All that said, it is very expensive. Last year, the hourly cost of renting A10 on Lambda Labs was 0.60$ but this year they have increased it to 0.75$. They justified this by saying they’ll provide more GPU instances to cover the demand. Even so, GPU instances are almost always unavailable (e.g. I have never seen an available A100 with my naked eye). Normally, I just run a script that polls their API for available GPUs and wait for something to happen.

For this experiment, in particular, I ran a training job for around 2 months. Since only batch size of 1 can fit into the A10’s memory and ControlNet’s are finicky with low batch sizes, I used gradient accumulation for an effective batch size of 64. The total cost of this run must have been around 1,000$.

Final Thoughts

I’m aware of the broader discussions around Generative AI and their impact on people’s livelihood. But I do think they are quite inadequate for realizing really specific visions for which companies tend to hire commercial artists. I feel this way, not because I’m a commercial artist, but because, sadly, I have spent a lot of time cherry-picking examples from these models to make demos. And so, I know that they fail a lot. Maybe, that’ll change tomorrow with OpenAI’s SORA but even then, I’m sure customization will be a key open problem. And to that end, perhaps all we can do is to build better tools for people.

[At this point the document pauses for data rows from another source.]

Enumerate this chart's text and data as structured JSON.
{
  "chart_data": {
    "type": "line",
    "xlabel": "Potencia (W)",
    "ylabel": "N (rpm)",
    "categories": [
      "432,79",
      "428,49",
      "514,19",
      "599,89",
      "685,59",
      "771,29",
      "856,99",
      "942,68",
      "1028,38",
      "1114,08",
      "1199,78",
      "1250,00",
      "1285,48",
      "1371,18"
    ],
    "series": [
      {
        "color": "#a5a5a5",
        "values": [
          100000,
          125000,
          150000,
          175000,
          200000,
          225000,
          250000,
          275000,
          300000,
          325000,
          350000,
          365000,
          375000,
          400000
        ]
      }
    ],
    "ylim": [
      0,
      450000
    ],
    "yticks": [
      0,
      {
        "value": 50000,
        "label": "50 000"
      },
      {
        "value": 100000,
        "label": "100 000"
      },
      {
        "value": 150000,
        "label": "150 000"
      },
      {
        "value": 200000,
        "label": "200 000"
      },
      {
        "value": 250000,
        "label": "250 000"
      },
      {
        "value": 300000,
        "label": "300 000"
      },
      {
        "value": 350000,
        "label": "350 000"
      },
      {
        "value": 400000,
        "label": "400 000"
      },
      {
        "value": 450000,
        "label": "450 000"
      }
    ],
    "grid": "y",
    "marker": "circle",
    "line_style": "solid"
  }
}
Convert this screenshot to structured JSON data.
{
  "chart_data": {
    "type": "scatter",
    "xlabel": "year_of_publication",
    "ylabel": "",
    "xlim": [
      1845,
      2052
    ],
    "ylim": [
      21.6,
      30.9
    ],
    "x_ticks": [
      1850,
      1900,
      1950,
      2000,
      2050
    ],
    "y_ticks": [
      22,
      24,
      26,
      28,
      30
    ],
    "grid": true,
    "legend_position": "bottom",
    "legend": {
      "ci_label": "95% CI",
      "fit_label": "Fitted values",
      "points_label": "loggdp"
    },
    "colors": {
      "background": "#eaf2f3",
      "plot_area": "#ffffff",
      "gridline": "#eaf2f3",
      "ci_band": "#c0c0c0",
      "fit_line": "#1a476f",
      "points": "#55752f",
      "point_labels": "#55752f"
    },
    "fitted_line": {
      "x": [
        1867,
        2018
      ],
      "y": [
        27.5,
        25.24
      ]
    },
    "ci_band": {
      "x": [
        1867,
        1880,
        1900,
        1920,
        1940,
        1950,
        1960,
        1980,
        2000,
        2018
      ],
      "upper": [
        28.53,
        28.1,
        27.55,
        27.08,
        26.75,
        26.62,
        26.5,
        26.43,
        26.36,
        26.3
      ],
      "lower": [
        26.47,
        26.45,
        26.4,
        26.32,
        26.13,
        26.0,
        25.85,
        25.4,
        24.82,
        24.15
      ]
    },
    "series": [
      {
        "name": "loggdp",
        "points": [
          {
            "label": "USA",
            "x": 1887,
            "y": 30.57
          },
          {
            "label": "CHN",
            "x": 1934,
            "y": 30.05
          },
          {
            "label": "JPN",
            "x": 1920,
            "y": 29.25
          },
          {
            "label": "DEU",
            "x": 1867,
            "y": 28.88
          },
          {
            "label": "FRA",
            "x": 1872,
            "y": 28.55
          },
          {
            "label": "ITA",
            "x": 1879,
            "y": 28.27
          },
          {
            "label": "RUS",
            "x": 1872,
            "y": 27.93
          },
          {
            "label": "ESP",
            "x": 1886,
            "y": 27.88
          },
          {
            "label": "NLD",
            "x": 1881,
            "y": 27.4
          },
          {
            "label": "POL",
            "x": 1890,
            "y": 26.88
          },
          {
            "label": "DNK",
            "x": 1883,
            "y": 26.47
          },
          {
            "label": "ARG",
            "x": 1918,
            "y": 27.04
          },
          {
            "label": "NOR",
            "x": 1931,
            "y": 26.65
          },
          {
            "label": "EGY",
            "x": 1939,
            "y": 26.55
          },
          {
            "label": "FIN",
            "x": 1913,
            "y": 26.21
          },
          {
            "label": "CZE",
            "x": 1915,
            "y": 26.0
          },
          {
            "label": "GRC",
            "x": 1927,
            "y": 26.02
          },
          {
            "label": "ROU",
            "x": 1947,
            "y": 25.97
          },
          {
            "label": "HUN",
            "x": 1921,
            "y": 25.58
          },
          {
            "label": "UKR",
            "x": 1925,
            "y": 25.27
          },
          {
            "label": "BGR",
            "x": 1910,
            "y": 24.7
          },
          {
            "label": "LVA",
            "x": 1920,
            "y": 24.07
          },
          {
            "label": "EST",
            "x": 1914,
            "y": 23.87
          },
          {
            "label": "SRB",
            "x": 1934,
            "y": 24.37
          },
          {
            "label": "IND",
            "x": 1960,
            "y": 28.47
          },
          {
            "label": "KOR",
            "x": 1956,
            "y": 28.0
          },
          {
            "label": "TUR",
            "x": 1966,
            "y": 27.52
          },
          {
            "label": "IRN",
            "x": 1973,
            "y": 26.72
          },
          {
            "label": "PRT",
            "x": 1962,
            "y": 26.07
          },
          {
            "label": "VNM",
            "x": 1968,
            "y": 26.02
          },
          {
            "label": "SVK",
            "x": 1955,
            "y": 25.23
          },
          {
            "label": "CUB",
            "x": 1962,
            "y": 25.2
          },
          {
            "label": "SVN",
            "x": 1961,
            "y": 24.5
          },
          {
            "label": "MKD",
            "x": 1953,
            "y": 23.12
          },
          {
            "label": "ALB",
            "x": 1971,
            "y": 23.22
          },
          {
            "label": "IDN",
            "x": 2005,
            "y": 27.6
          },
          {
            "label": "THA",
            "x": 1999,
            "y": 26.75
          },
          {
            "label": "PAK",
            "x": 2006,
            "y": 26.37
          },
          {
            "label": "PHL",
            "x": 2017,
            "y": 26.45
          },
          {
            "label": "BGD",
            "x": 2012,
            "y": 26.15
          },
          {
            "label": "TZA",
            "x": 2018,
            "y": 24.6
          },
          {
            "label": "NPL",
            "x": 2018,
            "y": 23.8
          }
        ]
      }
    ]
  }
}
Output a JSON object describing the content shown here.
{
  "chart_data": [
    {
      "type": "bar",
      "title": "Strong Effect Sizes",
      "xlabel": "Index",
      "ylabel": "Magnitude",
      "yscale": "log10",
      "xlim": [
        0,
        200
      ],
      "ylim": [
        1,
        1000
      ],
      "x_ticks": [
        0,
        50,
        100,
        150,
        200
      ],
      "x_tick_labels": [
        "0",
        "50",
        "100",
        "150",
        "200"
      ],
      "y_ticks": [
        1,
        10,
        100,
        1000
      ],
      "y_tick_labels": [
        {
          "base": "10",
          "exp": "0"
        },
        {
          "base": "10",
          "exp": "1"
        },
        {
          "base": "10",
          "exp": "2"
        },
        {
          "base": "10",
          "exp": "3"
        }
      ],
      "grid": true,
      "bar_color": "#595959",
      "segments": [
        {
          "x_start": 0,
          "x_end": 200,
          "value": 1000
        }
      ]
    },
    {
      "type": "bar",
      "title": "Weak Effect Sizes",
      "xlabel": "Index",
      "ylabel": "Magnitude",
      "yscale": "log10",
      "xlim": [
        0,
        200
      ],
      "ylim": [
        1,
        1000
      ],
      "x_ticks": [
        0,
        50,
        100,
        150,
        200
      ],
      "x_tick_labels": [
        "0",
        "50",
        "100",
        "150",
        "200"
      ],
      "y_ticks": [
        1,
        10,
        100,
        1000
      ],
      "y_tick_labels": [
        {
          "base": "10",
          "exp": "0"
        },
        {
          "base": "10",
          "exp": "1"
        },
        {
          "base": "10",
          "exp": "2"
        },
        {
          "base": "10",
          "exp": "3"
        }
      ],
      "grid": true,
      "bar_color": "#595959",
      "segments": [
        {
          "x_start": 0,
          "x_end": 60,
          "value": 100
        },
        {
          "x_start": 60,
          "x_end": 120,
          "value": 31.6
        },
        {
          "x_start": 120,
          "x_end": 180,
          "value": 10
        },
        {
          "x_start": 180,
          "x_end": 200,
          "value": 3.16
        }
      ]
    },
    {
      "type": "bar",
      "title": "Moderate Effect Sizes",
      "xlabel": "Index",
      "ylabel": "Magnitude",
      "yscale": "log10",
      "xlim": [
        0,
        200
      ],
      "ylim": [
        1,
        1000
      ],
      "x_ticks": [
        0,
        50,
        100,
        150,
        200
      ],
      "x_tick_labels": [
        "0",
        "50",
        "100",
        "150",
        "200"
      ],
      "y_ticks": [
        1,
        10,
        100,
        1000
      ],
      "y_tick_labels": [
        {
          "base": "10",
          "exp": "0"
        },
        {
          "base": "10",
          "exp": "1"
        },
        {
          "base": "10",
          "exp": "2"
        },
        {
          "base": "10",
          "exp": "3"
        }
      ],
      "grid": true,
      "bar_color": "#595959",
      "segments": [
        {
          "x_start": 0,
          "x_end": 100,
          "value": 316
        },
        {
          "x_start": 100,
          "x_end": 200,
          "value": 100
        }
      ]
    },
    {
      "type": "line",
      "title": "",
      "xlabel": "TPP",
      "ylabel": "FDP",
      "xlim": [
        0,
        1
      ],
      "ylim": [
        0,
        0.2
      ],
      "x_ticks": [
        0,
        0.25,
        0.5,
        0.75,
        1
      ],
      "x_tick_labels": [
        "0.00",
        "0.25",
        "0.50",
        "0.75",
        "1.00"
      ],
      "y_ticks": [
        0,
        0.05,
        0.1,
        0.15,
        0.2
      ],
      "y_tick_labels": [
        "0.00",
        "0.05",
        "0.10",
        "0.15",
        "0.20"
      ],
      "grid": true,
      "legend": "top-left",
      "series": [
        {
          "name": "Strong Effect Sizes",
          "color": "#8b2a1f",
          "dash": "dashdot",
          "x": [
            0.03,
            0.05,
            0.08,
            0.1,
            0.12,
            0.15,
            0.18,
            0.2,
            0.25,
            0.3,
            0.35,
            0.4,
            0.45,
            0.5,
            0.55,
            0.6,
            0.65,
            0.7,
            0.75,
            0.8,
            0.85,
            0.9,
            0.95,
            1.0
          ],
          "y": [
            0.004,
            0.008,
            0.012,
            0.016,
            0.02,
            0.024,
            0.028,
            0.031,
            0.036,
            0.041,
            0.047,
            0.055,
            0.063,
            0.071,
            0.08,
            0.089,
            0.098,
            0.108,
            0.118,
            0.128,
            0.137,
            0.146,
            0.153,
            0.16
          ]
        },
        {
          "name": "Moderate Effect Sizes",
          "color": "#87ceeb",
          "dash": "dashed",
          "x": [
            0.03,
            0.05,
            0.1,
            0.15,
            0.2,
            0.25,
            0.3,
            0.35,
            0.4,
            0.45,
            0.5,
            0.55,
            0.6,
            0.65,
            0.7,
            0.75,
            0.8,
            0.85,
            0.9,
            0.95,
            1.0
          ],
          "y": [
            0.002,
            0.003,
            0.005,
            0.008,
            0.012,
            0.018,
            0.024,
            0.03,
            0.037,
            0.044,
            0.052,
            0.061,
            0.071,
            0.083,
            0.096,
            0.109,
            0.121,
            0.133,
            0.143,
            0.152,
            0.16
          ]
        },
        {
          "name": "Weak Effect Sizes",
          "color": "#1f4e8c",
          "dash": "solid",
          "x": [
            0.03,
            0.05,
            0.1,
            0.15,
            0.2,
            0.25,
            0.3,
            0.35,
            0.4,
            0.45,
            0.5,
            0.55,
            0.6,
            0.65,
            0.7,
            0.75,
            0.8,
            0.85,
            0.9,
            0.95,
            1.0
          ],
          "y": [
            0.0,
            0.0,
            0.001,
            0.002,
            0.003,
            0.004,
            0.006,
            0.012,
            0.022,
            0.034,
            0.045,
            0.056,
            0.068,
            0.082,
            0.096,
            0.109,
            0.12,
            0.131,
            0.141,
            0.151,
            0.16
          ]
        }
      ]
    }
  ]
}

Anyway, before I get ahead of myself, at its current stage, this project can be improved by a lot. I have two directions in mind at the moment. It may be, that the current approach will work, if only trained longer. If I had to start over, I would build on Stable Cascade, the latest Latent Diffusion model by Stability AI. The core text-conditional diffusion model here operates on a very low dimensional latent space, with spatial dimensions 12 by 12 compared 32 by 32 for Stable Diffusion (for 512 by 512 images). For the same compute budget, this would give me 4x more training steps.

The other direction that I’m thinking of is maybe this problem is not amenable to Latent Diffusion Models. While these may be adequate for structural hints (e.g. Canny, human pose or depth maps), it might be a better idea to train with the denoising diffusion loss in the image space (where the exact pixel color values are being compared with). Luckily, there is a large image space diffusion model DeepFloyd IF that I can work with.